Stephanie Fierman Says AIG PR Guy Missed His Shot
Thursday March 12th 2009, 6:22 pm
Filed under: financial services,US economy

As you may know, there is a dust-up going on between – no, not Jim Cramer v. Jon Stewart – I’m talking about Burson-Marsteller v. Rachel Maddow.

AIG opened a Pandora’s Box when it sent a media advisory to MSNBC notifying the network that the company was adding a new shop to its list of PR firms. List, you say??  This peaked MSNBC’s/Rachel Maddow’s interest, and she has twice run lengthy segments this week regarding the firm at the top of that list:  Burson- Marsteller.

And aside from being absolutely beside herself that AIG is spending taxpayer money on spin, she offers a quite lengthy history lesson about BM, including specific references to the following Burson-Marsteller clients (Oh yeah:  she’s irritated):
- Blackwater after it killed 17 Iraqi civilians in Baghdad
- The folks at Three Mile Island post-nuclear meltdown
- The Bhopal people after the disaster that killed thousands of people in India
- The Romanian dictator Nikolai Ceauşescu
- The government of Saudi Arabia three days after 9/11
- The military junta that overthrew the government of Argentina
- The government of Indonesia, accused of genocide
- The government of Nigeria, accused of genocide and Biafra
- Philip Morris? *cough*
- A silicon breast implants manufacturer
- The government of Columbia after killing unionizers
- They Aquadot people, after it was found that the toy produced the date rape drug.

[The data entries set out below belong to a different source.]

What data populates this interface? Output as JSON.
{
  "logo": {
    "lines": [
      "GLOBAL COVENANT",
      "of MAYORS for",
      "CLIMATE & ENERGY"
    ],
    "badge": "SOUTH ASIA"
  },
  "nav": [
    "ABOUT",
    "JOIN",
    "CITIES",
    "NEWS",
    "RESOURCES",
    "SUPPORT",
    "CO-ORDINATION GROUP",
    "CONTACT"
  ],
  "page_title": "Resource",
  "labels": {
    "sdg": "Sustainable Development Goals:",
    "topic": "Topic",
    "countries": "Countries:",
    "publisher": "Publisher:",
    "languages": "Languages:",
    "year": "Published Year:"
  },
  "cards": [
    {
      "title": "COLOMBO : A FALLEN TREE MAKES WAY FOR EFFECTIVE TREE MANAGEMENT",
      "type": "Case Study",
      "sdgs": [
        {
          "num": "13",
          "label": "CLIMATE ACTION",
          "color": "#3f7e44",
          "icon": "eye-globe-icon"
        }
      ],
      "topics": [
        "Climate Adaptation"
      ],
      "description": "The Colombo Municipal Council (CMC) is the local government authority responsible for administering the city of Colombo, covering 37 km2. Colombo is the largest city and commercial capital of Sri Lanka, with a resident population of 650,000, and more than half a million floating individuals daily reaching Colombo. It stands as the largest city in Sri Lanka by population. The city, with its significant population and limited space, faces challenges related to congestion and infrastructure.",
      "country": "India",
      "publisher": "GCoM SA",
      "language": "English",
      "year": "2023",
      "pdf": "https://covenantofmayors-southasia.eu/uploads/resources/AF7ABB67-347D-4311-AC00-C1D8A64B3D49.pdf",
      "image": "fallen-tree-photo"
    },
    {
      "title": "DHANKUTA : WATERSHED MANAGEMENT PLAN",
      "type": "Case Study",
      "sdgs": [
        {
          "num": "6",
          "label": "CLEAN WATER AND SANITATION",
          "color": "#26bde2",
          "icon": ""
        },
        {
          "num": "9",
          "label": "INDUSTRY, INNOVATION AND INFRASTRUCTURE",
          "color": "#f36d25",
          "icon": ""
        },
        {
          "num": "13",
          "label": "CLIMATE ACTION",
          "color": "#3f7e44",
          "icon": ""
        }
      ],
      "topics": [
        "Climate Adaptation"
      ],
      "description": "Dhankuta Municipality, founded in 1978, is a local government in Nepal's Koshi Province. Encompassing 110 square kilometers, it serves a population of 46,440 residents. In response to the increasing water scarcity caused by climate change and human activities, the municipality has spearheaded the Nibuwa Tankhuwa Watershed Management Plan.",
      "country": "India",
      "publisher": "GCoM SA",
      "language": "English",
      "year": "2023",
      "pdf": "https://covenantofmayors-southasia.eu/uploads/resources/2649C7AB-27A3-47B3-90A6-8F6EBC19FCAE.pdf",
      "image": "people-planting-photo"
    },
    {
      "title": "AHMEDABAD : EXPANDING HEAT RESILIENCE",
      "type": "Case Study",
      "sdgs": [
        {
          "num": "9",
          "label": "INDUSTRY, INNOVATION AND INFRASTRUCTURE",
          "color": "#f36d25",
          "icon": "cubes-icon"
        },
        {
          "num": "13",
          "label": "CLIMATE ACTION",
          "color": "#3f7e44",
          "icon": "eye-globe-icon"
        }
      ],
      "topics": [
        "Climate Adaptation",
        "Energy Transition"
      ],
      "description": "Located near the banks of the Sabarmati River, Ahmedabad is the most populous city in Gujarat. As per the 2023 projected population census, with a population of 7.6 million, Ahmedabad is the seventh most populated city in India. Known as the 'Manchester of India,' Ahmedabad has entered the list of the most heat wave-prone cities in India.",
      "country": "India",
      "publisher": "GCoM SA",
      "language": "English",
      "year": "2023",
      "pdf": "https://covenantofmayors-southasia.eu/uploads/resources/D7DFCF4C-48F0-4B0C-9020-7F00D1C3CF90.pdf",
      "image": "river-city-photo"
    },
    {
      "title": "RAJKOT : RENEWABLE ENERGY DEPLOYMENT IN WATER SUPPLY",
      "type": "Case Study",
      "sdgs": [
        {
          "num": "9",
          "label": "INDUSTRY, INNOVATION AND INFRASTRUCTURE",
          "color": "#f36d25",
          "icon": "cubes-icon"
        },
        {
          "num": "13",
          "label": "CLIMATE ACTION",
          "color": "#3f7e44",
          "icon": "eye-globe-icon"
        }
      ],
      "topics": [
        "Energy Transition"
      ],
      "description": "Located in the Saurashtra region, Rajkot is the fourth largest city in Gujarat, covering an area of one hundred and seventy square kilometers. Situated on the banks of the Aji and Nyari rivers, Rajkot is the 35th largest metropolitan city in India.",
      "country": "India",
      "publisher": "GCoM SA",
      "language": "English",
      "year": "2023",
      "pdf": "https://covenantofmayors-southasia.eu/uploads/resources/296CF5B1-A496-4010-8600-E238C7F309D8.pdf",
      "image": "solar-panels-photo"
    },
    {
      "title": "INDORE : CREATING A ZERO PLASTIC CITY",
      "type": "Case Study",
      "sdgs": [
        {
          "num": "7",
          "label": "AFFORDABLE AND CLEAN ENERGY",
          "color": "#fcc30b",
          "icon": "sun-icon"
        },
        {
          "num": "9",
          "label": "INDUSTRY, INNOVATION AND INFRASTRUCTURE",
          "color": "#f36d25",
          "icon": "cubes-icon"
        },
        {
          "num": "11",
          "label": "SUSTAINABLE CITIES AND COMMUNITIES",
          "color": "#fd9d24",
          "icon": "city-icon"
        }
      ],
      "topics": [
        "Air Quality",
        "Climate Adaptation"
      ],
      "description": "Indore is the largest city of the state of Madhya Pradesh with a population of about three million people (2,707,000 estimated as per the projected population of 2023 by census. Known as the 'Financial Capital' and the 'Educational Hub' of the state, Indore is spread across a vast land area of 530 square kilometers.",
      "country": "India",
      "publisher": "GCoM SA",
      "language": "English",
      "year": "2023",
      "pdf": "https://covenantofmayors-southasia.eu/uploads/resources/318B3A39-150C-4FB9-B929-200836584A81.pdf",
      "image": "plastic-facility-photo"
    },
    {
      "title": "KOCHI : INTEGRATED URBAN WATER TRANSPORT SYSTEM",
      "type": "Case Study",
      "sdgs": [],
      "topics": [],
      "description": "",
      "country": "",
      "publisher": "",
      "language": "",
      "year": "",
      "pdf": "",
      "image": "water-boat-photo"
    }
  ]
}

She concludes this first segment with the following statement: When Evil needs public relations, Evil has Burson Marsteller on speed dial.

Wow.  So I waited with interest to see Burson-Marsteller’s reaction… and think the shop missed an opportunity to sound like the grown-ups in the room.

After reading Mark Penn‘s (BM’s President) response, which includes a great deal of “for 50 years” phrases and chest-clutching indignity, I posted the following comment on www.PRWeek.com:

—- Penn had a shot here at a succinct, fact-based response, but blew it with a reaction that IMHO comes off as self-promoting, and his “mock outrage” mutes the core of his message. Phrases such as “our corporate values over the past 50 years”and “never forget over the past 20 years…” are entirely irrelevant and, more importantly, causes the reader to wonder as to the actual intent of this response.

From the way this is written, it appears to me that Penn felt he needed to address at least four different audiences: MSNBC/the cable news business, employees, clients and potential clients. I would propose that the firm would have been better off with shorter and more customized messages to each rather than this rambling catch-all that had to do double or triple (or four-ple??) duty.

And one last thing: I only read the entire statement because Penn’s statement that B-M wasn’t hired to help “burnish [AIG's] image” caught my eye. As a long-time marketing/mgmt exec, let me be clear: regardless of the specific task my team may give an agency, it is ALWAYS a PR shop’s job to help build (or “burnish,” if you will) a client’s image 24/7. If I were under siege at AIG, this comment alone would make me wonder, “What am I paying these guys for??” —–


And in a Penn v. Maddow mud wrestle?  My money is on Maddow.